Enterprise Options Overview
The default BizFirst Observe stack (single-node Docker Compose) handles up to ~20 tenants and moderate log/metric volume. Enterprise options provide high availability, horizontal scaling, long-term storage, and advanced access control — required for large-scale BizFirstGO deployments.
When to Upgrade from the Default Stack
| Signal | Threshold | Recommended Upgrade |
|---|---|---|
| Log ingestion rate | > 10 GB/day | Loki distributed mode (microservices) |
| Metric retention needed | > 90 days | Thanos for long-term storage |
| Prometheus HA requirement | Zero downtime during scraping | Thanos + multiple Prometheus replicas |
| Grafana SSO required | Corporate directory integration needed | Grafana Enterprise (SAML/OIDC) |
| Tenant count | > 50 tenants | Loki microservices + Kubernetes deployment |
| Availability SLA | 99.9% uptime required | Full Kubernetes HA deployment |
| Multi-region | Teams in > 1 AWS region | Cross-region Prometheus federation |
Enterprise Stack Decision Tree
Loki Distributed
Split Loki into querier, ingester, distributor, compactor — each scales independently.
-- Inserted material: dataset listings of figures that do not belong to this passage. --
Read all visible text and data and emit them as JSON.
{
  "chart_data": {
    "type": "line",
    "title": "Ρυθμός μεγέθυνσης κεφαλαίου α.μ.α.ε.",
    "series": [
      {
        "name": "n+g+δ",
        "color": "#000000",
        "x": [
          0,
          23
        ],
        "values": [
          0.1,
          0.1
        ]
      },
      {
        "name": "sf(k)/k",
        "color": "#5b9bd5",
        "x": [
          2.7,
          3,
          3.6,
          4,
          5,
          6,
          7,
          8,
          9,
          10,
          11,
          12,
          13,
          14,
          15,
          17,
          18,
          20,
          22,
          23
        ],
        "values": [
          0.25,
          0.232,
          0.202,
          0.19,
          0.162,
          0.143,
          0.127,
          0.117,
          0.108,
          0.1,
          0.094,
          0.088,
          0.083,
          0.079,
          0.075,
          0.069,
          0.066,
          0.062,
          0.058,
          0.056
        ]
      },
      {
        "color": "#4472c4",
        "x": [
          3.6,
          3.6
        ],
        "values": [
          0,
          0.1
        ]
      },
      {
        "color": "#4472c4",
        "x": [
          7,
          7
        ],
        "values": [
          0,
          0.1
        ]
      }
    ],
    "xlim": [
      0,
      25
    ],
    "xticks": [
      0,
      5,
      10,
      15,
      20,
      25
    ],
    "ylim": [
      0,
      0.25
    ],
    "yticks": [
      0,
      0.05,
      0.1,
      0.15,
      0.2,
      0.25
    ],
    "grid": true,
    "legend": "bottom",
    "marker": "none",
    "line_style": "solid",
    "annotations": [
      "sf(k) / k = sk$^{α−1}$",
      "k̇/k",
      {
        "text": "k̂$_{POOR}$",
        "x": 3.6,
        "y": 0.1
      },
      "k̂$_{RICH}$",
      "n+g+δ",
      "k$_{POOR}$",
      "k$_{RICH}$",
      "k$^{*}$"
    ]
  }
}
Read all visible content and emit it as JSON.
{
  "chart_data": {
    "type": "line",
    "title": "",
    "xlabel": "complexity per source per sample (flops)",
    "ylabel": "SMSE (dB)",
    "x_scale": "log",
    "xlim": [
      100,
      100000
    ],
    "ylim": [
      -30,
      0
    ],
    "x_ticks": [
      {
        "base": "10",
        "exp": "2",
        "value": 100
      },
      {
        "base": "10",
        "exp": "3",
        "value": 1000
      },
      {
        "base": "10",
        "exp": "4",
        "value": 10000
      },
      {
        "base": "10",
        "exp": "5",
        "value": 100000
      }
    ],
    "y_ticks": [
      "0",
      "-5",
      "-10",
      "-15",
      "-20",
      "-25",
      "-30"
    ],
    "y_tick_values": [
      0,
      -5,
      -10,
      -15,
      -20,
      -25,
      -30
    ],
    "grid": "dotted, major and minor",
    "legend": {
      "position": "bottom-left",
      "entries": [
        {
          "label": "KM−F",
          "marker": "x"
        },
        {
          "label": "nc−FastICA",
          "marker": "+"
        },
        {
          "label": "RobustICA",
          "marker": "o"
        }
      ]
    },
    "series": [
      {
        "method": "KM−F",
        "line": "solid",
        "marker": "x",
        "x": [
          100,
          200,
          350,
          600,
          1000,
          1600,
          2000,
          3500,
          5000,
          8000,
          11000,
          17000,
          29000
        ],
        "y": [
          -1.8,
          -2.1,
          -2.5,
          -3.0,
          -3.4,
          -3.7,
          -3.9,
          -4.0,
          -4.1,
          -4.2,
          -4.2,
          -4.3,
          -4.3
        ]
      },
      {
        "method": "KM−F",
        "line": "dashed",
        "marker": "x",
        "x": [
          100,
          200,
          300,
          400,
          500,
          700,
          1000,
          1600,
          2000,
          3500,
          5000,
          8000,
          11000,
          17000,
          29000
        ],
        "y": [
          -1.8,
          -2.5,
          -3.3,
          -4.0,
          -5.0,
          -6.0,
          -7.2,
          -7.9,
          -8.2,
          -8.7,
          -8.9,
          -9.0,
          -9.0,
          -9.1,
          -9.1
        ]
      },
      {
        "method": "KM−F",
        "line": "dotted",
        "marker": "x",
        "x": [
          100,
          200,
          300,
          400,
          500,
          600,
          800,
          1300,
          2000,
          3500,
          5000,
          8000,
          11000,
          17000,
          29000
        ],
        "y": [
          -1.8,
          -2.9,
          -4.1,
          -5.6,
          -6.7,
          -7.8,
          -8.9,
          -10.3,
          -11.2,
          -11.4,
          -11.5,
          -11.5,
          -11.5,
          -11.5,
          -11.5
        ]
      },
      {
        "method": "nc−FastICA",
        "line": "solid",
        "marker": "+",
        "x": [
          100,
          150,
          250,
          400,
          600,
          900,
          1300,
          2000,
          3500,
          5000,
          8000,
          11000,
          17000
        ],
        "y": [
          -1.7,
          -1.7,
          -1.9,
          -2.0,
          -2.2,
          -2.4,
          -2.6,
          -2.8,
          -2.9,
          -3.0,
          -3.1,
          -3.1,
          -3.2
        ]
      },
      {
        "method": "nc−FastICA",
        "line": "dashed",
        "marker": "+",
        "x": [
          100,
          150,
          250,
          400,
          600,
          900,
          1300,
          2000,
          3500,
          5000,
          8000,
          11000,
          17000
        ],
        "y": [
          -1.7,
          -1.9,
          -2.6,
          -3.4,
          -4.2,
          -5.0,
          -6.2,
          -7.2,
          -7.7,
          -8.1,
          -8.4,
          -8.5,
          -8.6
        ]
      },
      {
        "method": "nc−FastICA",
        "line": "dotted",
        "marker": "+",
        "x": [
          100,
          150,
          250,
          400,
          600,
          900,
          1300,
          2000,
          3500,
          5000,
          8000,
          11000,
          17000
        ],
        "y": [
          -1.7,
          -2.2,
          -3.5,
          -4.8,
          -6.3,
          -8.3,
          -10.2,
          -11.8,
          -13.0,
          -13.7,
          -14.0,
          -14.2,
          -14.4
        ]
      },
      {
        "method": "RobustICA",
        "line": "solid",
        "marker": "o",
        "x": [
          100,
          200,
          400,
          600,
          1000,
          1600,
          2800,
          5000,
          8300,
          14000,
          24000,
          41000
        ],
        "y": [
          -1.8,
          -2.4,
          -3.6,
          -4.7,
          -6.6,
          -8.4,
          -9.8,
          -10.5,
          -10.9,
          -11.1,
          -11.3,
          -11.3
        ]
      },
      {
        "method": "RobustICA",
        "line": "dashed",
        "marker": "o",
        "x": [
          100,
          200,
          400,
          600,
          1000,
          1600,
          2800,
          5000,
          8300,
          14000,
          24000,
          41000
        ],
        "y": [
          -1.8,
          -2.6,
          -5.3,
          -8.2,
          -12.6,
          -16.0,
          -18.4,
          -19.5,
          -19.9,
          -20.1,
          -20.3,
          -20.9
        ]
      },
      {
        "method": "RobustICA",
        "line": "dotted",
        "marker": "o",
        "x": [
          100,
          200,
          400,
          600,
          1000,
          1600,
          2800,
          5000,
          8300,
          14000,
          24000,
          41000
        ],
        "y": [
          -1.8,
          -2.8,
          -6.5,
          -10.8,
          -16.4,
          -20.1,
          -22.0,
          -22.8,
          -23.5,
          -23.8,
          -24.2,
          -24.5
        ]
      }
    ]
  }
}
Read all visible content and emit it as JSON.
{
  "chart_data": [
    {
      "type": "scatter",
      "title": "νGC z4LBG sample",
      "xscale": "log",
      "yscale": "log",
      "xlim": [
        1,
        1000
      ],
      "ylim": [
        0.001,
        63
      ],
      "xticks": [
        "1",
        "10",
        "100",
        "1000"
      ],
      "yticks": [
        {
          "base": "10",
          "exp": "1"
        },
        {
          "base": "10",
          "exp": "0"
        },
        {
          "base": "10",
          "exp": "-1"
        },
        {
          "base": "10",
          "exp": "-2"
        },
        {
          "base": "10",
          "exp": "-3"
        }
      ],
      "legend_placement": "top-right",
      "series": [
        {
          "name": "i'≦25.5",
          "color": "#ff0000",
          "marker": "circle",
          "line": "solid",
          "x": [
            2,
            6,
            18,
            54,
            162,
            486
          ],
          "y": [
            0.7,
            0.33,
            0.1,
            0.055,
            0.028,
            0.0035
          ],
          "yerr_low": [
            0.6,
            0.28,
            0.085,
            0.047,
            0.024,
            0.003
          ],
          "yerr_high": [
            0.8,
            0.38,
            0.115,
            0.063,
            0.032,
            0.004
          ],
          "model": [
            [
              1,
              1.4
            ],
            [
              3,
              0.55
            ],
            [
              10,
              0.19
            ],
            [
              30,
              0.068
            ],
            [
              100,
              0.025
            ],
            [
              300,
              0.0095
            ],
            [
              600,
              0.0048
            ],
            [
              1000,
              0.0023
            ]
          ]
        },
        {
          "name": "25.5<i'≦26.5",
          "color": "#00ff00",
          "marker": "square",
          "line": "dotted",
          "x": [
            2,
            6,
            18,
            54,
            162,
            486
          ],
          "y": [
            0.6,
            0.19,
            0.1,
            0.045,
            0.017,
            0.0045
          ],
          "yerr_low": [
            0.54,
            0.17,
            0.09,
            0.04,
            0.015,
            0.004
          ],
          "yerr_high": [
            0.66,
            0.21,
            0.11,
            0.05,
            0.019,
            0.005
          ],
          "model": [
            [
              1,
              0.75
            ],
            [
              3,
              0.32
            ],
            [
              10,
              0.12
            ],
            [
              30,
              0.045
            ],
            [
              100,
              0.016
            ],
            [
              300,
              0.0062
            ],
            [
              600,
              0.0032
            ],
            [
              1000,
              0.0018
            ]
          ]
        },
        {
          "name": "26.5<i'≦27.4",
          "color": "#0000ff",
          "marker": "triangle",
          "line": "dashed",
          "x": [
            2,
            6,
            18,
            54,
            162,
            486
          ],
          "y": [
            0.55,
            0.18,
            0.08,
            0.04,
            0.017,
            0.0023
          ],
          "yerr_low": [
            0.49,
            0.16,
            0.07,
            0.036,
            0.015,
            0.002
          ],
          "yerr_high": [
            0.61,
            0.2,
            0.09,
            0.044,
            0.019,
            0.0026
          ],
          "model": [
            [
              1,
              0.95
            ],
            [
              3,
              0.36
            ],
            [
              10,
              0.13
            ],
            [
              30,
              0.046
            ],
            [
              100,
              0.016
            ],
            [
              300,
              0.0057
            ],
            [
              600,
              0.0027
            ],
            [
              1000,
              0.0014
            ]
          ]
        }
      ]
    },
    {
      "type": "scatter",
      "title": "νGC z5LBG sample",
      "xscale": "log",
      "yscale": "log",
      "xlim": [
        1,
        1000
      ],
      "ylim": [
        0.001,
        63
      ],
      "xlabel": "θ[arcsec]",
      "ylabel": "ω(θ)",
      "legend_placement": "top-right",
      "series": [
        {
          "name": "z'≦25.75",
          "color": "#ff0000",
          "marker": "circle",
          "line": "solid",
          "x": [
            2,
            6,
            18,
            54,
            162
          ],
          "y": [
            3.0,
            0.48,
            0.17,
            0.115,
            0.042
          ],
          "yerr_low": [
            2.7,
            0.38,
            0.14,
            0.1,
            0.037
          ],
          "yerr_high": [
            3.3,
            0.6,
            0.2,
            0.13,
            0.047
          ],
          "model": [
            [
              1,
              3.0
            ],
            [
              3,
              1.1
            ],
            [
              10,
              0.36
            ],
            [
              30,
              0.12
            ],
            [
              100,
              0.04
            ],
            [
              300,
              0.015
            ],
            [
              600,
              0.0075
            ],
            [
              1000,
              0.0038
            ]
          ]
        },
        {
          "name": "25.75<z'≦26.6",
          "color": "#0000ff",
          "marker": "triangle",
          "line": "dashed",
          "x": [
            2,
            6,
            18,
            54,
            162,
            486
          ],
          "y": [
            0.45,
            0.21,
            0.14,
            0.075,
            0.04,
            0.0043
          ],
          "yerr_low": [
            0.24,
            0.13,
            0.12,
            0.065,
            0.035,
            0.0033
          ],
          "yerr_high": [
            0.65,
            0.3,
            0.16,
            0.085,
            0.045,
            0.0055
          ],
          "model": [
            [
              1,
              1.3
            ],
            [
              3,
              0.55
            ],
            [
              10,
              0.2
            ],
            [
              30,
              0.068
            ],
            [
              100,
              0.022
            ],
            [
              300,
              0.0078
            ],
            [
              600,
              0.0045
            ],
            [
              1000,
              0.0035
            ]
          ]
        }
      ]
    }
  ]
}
Use when log volume exceeds single-node capacity or when you need write HA.
Thanos
Add Thanos Sidecar to Prometheus for S3 block upload. Add Thanos Querier for deduplicated multi-Prometheus queries. Required for >90-day metric retention or HA metrics.
Tempo HA
Multiple Tempo ingesters with object storage backend. Required when you cannot afford trace ingestion downtime. Adds complexity — justify with a real SLA requirement.
Grafana Enterprise
SSO (SAML, OIDC), query audit logging, data source caching, reporting. Required for corporate identity integration and compliance audit log of who queried what.
Kubernetes Native
Deploy all components via Helm charts on Kubernetes. Enables HPA, PDB, rolling updates, and GitOps. Required for production deployments with SLA commitments.
Multi-Region
Prometheus federation for cross-region dashboards. Loki multi-cluster query for global log search. Required when BizFirstGO is deployed in multiple AWS/Azure regions.
The default single-node stack handles most BizFirstGO deployments well. Upgrading to enterprise options adds operational complexity — more components to monitor, more configuration to maintain. Only upgrade specific components when you have a concrete requirement (e.g., actual Prometheus downtime incidents) rather than preemptively scaling everything.